Her most recent work has seen a shift from thread to delicate arrangements of stone, yet another indication of an unquenchable thirst behind her artistic output. On the surface the shift may seem to be one that has taken Lawty away from fabric, but many of the principles remain the same: the gathering of tiny parts into a unified whole, an ongoing search for depth, intricacy and texture, the contemplative peace that comes from precise, engrossing labour. That Lawty has referred to the inspirational motifs found in the ancient textiles as “images almost like fossils set in stone” gives some indication of the connection she is now exploring between the two materials. In fact, “dry weaving” is the term British Tapestry artist William Jefferies coined to capture Lawty’s weavings – an observation that again reminds us that the stone she is now using may not, in the final event, represent that great of a shift in her practice.

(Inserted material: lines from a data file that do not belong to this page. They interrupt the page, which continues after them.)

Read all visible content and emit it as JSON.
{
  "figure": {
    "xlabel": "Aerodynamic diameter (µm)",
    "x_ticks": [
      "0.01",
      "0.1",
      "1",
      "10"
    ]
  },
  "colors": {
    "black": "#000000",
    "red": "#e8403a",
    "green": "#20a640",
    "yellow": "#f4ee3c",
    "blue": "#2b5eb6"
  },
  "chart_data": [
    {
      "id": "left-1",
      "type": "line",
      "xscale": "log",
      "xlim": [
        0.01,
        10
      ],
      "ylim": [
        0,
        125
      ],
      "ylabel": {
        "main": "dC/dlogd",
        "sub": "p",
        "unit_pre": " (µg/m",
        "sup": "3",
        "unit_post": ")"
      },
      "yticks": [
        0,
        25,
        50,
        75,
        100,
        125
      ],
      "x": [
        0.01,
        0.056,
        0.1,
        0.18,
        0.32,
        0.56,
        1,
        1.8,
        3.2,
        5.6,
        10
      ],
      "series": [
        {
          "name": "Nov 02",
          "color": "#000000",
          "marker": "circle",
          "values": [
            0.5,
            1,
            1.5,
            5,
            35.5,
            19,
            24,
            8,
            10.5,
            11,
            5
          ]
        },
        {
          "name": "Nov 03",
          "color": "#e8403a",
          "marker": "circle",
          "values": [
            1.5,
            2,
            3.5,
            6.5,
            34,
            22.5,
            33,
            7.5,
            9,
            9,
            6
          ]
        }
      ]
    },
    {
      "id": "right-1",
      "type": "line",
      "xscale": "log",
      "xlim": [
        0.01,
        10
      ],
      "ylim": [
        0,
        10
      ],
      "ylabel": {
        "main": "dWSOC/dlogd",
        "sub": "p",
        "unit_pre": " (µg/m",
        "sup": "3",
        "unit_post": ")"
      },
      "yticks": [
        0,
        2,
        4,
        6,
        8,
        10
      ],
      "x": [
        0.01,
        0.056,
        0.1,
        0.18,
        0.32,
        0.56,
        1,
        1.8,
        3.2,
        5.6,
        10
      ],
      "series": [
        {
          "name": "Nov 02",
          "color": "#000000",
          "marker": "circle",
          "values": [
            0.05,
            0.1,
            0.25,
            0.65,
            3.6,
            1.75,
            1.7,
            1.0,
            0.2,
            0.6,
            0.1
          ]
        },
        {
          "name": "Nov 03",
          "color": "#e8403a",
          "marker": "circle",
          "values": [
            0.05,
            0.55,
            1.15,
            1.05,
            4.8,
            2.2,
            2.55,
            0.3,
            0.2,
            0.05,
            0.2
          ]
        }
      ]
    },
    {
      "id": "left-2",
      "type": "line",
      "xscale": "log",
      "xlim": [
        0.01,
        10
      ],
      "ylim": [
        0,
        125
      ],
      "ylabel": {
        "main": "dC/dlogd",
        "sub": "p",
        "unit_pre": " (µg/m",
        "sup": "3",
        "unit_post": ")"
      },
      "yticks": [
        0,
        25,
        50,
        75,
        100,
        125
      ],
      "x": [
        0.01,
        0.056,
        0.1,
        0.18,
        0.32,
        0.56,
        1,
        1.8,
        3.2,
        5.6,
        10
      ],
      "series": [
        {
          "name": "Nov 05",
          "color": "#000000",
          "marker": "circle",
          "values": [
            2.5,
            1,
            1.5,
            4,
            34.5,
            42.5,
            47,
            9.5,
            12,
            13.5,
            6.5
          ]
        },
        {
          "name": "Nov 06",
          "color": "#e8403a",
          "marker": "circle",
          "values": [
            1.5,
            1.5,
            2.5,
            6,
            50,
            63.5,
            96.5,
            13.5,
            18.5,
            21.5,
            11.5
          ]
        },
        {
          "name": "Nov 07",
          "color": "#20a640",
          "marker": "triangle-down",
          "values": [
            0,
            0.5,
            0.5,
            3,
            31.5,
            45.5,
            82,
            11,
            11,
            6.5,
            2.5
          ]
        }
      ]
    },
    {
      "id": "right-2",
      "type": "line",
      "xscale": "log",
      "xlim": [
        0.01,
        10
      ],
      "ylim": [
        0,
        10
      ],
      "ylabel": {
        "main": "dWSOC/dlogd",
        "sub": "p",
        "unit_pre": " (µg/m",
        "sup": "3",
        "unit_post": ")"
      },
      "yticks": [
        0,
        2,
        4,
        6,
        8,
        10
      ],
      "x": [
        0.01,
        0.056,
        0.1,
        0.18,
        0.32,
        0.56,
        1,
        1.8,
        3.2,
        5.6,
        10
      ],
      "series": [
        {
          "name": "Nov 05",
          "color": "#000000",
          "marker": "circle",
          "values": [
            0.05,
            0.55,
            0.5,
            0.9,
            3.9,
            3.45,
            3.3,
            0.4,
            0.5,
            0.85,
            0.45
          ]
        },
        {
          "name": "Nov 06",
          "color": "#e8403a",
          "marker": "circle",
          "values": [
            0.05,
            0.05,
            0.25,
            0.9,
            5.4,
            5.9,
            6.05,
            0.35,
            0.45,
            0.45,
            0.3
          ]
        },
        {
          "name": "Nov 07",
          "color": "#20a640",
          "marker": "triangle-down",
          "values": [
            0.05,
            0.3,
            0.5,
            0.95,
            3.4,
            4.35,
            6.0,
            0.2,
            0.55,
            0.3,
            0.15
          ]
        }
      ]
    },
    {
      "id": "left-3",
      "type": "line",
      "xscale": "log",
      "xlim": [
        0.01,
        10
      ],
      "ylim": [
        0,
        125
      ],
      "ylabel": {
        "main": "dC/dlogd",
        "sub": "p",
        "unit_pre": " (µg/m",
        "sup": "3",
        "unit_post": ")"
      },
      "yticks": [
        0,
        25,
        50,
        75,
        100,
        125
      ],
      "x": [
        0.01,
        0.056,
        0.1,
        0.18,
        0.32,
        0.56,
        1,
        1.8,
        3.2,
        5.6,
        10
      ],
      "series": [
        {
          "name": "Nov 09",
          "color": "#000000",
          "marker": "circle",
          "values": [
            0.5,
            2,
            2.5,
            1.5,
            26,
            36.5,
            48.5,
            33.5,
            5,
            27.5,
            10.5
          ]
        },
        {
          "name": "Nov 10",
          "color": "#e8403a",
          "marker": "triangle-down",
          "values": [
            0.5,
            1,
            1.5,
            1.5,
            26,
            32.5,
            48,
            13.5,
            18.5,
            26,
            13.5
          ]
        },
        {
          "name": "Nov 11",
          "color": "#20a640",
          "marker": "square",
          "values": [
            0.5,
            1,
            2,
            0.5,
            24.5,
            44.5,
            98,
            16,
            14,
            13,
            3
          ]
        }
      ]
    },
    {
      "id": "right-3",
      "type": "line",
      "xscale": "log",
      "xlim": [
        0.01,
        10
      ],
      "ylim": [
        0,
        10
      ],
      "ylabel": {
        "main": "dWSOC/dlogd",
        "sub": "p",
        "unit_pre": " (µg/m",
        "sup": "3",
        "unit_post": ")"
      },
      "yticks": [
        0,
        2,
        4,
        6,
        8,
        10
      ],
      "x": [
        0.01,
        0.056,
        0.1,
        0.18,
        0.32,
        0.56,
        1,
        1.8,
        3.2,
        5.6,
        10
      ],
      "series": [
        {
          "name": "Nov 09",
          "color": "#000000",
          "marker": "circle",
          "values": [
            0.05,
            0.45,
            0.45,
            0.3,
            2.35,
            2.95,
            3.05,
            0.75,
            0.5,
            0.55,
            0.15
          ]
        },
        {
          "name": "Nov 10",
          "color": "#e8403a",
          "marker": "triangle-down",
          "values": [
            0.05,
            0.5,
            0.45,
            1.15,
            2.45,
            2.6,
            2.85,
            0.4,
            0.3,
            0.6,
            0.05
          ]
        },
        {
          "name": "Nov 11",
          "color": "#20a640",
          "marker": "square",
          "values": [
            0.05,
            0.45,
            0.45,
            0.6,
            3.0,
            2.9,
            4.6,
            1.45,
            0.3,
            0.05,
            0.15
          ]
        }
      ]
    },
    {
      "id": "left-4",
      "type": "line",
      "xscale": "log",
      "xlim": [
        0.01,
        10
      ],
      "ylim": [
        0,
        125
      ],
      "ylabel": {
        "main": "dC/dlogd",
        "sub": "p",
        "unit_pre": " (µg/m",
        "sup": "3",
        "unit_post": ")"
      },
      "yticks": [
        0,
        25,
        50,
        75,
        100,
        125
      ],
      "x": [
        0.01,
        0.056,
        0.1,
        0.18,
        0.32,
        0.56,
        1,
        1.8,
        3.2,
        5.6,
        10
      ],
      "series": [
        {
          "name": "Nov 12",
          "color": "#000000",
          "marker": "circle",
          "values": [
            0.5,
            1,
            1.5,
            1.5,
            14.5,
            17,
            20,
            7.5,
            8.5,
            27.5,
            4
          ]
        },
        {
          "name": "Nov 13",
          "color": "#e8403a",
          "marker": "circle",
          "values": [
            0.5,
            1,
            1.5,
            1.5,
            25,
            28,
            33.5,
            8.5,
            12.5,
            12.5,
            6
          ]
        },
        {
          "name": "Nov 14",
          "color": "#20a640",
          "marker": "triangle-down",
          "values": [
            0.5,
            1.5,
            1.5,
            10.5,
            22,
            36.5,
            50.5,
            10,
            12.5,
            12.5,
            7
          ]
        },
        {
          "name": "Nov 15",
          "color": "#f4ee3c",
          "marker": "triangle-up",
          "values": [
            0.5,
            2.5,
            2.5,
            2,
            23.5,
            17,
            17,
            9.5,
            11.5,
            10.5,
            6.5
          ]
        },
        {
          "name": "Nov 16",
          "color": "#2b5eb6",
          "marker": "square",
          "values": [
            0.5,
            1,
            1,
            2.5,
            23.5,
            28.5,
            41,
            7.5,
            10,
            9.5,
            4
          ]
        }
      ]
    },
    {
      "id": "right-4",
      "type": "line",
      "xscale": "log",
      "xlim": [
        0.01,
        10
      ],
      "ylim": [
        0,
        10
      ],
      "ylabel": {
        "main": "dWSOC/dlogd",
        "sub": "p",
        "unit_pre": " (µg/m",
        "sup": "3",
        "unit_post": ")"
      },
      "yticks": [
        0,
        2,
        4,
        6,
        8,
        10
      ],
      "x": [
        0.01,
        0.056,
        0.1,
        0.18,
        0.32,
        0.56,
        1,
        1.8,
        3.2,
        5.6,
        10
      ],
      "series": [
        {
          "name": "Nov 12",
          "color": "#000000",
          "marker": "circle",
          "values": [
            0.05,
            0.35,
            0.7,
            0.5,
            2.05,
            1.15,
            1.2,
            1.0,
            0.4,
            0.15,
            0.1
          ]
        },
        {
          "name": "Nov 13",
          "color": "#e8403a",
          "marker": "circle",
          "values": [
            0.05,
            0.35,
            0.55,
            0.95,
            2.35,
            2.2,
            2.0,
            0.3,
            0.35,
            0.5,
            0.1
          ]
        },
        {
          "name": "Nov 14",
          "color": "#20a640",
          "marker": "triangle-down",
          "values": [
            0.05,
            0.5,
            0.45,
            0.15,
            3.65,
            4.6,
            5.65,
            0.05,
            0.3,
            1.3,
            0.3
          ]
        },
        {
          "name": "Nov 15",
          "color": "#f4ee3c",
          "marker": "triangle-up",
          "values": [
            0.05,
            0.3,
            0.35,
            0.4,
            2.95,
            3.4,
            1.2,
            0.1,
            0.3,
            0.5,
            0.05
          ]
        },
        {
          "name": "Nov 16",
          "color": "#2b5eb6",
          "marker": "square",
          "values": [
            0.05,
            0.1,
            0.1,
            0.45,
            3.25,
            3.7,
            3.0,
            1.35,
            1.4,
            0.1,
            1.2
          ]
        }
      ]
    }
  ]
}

Sue Prichard, Curator of Contemporary Textiles at the V&A describes Lawty’s work, “not [as] fast food for the eye, but an intense and joyous celebration of the natural world, articulated in textural form.” And Lawty herself speaks of “journeys that begin even before you know you have started,” citing a childhood project in which she sorted the various pips of fruit and vegetables, carefully washed, dried and assembled into a mosaic: motions echoed decades later in her current work. But a thirst draws her on.
As part of her artist’s residency Lawty began a blog, recording the experience and her working practice through the threads of the World Wide Web. This experience has opened up yet another landscape, one that is no less intriguing to this artist despite its virtual existence. Describing in her blog the way that the most recent entry takes primary importance at the top of the screen, she observes, “Its not until a sense of positioning and proportion envelopes it as it gradually beds down into the context of the whole that you can fully assess the tone of what you have written.” She goes on to steal the words from my mouth, reflecting upon how she now understands this structure to also be that of weaving, allowing picks to “bed down” in the “context” of the whole cloth before their voice becomes clear.
For the future? Lawty is also looking to theatre and dance, intrigued with the possibilities that shadow and light might allow in a dynamic setting. Her materials look to be growing increasingly intangible, but just as reflection reveals the tangible links Lawty is making between stone and fibre, one suspects that these increasingly intangible interests will also reveal her ongoing quest for a quintessentially textile vocabulary.